I look to the future at the 90% of people in the midst of organizations. What I mean by that is that there are your HR, your recruiters, [who] have goals around racial equity. They may not understand the moral purpose, but they are certainly trying to hire blacks and browns. And some people from the C-suite. [They] Also understand that, even if it’s just from a PR standpoint, we need to get it right. But what we continue to see are middle managers, the 90% of people in the middle, who generally don’t have the incentive to hire in a more diverse way; they don’t have the resources to become a better manager, how to build a racially fair team, whether or not you have Blacks and Latinxes on the team.

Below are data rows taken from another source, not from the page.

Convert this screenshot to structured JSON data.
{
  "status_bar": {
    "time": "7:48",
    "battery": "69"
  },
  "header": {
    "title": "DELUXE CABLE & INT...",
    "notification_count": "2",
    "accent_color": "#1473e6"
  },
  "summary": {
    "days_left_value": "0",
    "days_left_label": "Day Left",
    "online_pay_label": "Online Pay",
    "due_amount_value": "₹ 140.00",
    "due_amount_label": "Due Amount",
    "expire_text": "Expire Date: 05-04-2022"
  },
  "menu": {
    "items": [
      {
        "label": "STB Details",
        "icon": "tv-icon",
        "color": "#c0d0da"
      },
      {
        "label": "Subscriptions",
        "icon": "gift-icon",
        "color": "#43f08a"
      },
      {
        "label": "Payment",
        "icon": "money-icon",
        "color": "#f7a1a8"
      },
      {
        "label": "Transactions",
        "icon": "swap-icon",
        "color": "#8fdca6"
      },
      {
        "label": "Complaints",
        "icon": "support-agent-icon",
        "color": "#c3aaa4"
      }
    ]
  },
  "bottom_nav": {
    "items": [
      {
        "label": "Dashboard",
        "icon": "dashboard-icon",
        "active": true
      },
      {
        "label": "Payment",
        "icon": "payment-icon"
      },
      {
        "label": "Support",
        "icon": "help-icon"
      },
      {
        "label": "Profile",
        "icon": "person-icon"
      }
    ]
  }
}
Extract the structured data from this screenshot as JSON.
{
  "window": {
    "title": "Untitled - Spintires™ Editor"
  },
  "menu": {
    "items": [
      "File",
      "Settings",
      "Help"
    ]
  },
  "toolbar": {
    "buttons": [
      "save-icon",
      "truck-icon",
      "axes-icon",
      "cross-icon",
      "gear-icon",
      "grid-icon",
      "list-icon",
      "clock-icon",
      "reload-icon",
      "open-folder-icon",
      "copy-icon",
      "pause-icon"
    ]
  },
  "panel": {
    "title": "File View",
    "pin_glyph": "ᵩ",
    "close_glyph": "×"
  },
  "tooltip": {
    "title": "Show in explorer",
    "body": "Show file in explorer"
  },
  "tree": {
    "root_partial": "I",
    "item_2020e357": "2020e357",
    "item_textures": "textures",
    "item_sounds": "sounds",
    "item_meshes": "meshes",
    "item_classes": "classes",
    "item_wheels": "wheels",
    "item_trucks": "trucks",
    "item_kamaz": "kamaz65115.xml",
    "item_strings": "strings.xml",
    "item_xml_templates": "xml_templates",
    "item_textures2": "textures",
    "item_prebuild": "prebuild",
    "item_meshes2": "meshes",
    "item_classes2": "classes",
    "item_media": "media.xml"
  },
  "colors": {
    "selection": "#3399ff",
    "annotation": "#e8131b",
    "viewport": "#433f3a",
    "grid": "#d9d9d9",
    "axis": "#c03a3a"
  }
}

These people in the middle have the greatest impact on a black and Latin person’s work experience and are likely the reason a black or Latin American person leaves an organization. So what we are going to do next year is develop and adapt our training to this person who manages a team, maybe manages a department, and who does not know how to translate the learning that he has done. around racism and white supremacy at recordings, one-on-one. I think this will be a great indication when we start to see these people using black-centered management principles in their day-to-day work.

So many industries have IED issues. Why should technology be held at a higher level?

This country was founded on the unpaid labor of blacks and aboriginals. And so all of our institutions — government, media, private sector — are everywhere. No black or brown who worked in finance and then came to tech would say tech is worse than finance. It’s rampant. And yet, tech companies have built computers that can recognize faces, haven’t they? They are working to go to Mars.

This industry [is full of] setting wild goals and striving to accomplish things that are inconceivable at the moment. So to look at a social problem, and throw [their] the proverbial raises his hand and says, “Well, I guess that’s the way it is,” is inexcusable and offensive.

Discover the entire Black in Tech project here.